THE SUGARCANE KIDS AND THE EMPTY CAGE

by Charlie Archbold

Publisher: Text Publishing, 2024

Publisher’s blurb

When you least expect it something surprising will spring out and shock you. Like when you study your dead bug shelf and there’s a live huntsman spider sitting on it. Or when your sausage dog turns up on a secret mission…‘It’s Gloria,’ I say. You can feel the shock hover over the fort like a sulphur gas cloud over a volcano.

Gloria the talkative eclectus parrot is missing from the animal sanctuary, and Anna the massive ‘not an anaconda’ Australian scrub python has vanished from her enclosure at the library. Have they escaped? Or were they stolen?

When Andy and the Sugarcane Kids hear about an illegal native-animal trade, they know they have to investigate—and fast! Gloria and Anna are not only much-loved residents of their small coastal town in far north Queensland, but they also have very particular care needs—their lives could be in danger!

Andy, Eli, Harvey and the twins, Bernie and Fletch, along with Andy’s trusty sausage dog Washington, have their eyes on a prime suspect: the Hench, the fierce, mean new canteen lady who is behaving very strangely. Can the Sugarcane Kids follow the clues to discover what is going on? Will they find Gloria and Anna in time? And what unexpected dangers lie in wait for them? Find out in this exciting new Sugarcane Kids adventure.

Review

by Liz Filleul

Last year, Charlie Archbold’s entertaining middle-grade mystery, The Sugarcane Kids and the Red-Bottomed Boat, won the Davitt Award for Best Children’s Novel. The Sugarcane Kids and the Empty Cage is the second book in the series. 

And, like its predecessor, it’s a lot of fun.
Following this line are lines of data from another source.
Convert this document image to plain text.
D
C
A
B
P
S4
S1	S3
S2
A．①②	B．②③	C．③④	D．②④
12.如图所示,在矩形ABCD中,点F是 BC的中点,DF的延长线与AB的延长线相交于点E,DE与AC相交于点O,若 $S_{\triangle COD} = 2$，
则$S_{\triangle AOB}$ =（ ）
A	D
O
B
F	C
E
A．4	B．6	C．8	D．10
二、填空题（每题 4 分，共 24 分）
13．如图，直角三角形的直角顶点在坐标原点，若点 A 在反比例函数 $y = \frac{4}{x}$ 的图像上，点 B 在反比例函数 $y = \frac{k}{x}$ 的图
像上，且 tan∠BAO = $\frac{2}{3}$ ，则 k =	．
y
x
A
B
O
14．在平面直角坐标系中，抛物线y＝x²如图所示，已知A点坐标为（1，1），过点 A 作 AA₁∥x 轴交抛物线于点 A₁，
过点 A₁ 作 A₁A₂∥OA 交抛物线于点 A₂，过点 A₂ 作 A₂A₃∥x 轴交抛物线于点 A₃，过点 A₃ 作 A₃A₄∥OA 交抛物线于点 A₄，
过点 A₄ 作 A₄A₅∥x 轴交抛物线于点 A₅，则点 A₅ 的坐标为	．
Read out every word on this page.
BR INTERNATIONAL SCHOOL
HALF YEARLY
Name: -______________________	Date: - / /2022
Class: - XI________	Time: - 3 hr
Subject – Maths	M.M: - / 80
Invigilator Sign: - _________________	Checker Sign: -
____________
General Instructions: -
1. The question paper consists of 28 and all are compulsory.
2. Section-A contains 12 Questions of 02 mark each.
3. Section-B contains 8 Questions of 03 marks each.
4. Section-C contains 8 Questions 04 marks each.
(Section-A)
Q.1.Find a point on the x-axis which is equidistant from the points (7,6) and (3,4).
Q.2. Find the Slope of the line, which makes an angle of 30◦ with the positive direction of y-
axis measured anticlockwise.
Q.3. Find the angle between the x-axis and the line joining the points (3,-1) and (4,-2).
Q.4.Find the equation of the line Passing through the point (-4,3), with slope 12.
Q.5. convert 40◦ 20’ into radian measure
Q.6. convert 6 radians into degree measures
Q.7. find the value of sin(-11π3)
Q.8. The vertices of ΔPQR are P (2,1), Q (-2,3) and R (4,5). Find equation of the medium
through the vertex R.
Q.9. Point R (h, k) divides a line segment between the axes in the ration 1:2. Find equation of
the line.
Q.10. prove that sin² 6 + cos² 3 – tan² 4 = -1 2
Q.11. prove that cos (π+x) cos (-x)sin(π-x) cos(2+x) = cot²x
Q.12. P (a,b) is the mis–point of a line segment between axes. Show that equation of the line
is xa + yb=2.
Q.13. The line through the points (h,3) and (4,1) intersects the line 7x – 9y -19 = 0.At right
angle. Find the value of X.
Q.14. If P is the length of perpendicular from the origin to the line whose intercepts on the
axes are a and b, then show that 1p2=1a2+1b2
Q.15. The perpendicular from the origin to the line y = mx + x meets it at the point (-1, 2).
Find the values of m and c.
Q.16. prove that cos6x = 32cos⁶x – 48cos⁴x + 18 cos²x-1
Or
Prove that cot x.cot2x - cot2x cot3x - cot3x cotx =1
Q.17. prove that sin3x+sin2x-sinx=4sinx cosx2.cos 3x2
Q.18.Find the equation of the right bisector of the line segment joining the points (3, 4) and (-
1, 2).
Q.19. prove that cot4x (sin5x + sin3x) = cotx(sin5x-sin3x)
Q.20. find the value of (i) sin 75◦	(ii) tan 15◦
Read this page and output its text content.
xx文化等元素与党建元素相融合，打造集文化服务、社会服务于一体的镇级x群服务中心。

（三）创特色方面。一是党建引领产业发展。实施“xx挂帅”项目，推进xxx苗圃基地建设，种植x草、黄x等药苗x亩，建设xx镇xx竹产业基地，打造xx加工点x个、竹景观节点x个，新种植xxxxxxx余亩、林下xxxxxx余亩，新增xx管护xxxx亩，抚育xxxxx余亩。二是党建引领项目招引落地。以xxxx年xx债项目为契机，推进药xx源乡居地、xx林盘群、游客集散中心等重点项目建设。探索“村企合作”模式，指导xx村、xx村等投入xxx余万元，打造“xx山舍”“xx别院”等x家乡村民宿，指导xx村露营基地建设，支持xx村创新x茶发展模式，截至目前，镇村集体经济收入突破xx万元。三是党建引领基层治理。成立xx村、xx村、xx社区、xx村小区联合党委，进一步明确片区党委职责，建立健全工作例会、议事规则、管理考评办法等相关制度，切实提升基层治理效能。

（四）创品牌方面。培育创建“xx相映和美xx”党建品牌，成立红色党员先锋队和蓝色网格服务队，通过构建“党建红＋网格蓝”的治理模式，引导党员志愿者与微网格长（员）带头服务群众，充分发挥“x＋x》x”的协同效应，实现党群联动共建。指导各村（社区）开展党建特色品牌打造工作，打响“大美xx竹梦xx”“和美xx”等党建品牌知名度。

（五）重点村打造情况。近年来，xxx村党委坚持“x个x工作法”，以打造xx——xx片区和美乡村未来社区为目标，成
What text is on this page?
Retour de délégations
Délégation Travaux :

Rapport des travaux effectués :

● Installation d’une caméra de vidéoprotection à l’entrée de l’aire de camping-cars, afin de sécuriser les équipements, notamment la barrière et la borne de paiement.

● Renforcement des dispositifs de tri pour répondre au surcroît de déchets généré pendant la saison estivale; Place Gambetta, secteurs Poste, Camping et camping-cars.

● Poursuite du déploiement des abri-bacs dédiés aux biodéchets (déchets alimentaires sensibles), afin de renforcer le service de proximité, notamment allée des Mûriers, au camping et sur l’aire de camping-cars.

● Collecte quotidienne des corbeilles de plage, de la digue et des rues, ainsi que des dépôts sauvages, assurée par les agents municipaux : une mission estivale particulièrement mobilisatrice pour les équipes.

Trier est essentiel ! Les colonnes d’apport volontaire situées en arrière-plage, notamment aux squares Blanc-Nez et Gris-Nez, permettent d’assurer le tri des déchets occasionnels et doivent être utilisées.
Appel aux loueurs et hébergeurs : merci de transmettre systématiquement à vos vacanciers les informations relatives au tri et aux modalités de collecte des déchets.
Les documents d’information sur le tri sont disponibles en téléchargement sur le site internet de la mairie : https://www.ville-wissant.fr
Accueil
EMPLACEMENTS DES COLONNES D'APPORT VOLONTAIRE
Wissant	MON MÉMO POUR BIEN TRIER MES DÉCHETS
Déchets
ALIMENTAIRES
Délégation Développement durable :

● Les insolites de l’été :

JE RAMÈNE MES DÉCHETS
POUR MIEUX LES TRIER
This time the crime-busting crew of Andy, Eli, Harvey, Fletch and Bernie are on the trail of wildlife thieves after various exotic pets – including a parrot belonging to a family friend of Eli’s, and a python from the library – go missing.  

The Sugarcane Kids are convinced the obnoxious new canteen manager, ‘The Hench’, is involved with the thefts, and they’re also suspicious of two other strangers in town, two giggling women dressed identically in green, whom the Sugarcane Kids nickname the ‘Snowpea twins’. But the Sugarcane Kids will need to outwit strict parents and even a scary crocodile as well as the wildlife thieves if they’re going to rescue Gloria the parrot and the other stolen wildlife.

What I like about these books is that they combine compelling mystery, adventure and suspense with an underlying message about the importance of friendship and of doing the right thing. In some ways, these books about resourceful children outsmarting adult criminals – and the police! –  remind me of Enid Blyton. But Archbold’s books feature a diverse group of children and are set in the exotic location of Far North Queensland, and so are much more relatable for young Aussie crime readers. There’s plenty of humour too, especially in the Sugarcane Kids’ cunning decoy plans. 

These books will appeal to readers aged between eight and 12, so if you have a young relative or friend you’d like to introduce to Aussie crime fiction, look no further than the Sugarcane Kids. Fast-paced and funny, they’re a great read for the young-at-heart too.